Unstructured-IO · sksharma0 · Jul 14, 2024
diff --git a/CHANGELOG.md b/CHANGELOG.md
@@ -2,6 +2,10 @@
 
 ### Enhancements
 
+* **Merge words splitted across two lines** Merges words which are splitted across two lines in text partition
+
+### Enhancements
+
 * **Bump unstructured.paddleocr to 2.8.0.1.**
 * **Refine HTML parser to accommodate block element nested in phrasing.** HTML parser no longer raises on a block element (e.g. `<p>`, `<div>`) nested inside a phrasing element (e.g. `<strong>` or `<cite>`). Instead it breaks the phrasing run (and therefore element) at the block-item start and begins a new phrasing run after the block-item. This is consistent with how the browser determines element boundaries in this situation.
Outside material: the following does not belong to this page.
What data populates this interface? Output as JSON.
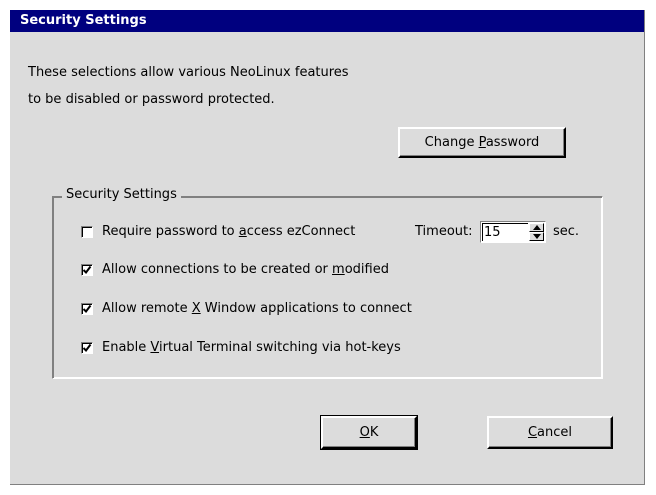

 * **Install rewritten HTML parser to fix 12 existing bugs and provide headroom for refinement and growth.** A rewritten HTML parser resolves a collection of outstanding bugs with HTML partitioning and provides a firm foundation for further elaborating that important partitioner.

diff --git a/example-docs/text_having_splitted_words.txt b/example-docs/text_having_splitted_words.txt
@@ -0,0 +1,6 @@
+This is a test document to test text having splitt-
+ed words to next line.
+
+These words are descri-
+bed as a character followed by a dash and 1+ white-
+spaces
diff --git a/test_unstructured/partition/test_text.py b/test_unstructured/partition/test_text.py
@@ -580,3 +580,12 @@ def test_partition_text_detects_more_than_3_languages():
         {element.metadata.languages[0] for element in elements if element.metadata.languages},
     )
     assert len(langs) > 10
+
+
+def test_partition_text_for_text_having_splitted_words():
+    filename = os.path.join(EXAMPLE_DOCS_DIRECTORY, "text_having_splitted_words.txt")
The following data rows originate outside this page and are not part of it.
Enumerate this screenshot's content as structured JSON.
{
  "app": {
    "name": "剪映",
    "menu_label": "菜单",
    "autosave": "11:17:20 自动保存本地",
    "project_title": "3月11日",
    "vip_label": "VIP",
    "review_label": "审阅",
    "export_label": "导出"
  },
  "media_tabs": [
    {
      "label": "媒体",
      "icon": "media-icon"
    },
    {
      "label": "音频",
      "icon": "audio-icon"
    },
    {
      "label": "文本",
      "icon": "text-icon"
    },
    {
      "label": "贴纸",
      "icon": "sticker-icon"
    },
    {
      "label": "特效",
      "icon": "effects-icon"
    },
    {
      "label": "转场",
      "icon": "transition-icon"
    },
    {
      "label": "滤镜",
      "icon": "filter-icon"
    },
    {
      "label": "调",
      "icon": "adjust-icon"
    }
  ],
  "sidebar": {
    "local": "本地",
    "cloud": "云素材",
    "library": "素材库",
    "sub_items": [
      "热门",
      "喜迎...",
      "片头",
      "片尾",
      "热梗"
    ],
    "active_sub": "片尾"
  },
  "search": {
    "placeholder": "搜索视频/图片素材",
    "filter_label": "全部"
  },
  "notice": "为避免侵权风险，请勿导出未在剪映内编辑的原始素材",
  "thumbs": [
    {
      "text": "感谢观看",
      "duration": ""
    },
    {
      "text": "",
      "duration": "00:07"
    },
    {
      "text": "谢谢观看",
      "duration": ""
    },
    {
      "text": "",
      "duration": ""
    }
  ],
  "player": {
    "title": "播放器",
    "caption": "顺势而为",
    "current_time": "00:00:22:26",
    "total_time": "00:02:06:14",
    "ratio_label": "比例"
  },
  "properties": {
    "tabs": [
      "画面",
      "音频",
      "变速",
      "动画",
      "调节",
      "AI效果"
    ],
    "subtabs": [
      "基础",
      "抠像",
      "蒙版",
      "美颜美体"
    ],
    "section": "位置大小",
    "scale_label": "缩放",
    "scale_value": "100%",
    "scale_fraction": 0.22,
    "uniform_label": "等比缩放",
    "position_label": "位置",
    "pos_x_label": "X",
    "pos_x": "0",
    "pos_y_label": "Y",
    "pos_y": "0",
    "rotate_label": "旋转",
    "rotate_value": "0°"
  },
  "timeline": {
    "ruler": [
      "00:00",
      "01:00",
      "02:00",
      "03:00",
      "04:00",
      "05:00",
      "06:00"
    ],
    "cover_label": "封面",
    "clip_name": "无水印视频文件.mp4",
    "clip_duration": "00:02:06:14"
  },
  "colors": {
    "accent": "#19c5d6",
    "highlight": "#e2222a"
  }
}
+    elements = partition_text(filename=filename)
+    assert [element.text for element in elements] == [
+        "This is a test document to test text having splitted words to next line.",
+        "These words are described as a character followed by a dash and 1+ whitespaces",
+    ]
diff --git a/unstructured/cleaners/core.py b/unstructured/cleaners/core.py
@@ -104,6 +104,20 @@ def clean_ligatures(text) -> str:
     return cleaned_text
 
 
+def clean_splitted_words(text: str, pattern: str = r"(\w+)-\s+(\w+)") -> str:
+    """
+    The `clean_splitted_words` function removes the hyphen and whitespace
+    between two words in a given text.
+
+    :param text: A string that contains the text to be cleaned
+    :type text: str
+    :return: modified version of the input text where any occurrence of a word followed by a hyphen
+    and whitespace, followed by another word, is replaced with just the two words
+    concatenated together.
+    """
+    return re.sub(pattern, r"\1\2", text)
+
+
 def group_bullet_paragraph(paragraph: str) -> list:
     """Groups paragraphs with bullets that have line breaks for visual/formatting purposes.
     For example:

diff --git a/unstructured/nlp/patterns.py b/unstructured/nlp/patterns.py
@@ -145,3 +145,5 @@
 # e.g. 1. 2. 3. or 1) 2) 3), not 1.1 1.2 1.3
 NUMBERED_LIST_PATTERN = r"^\d+(\.|\))\s(.+)"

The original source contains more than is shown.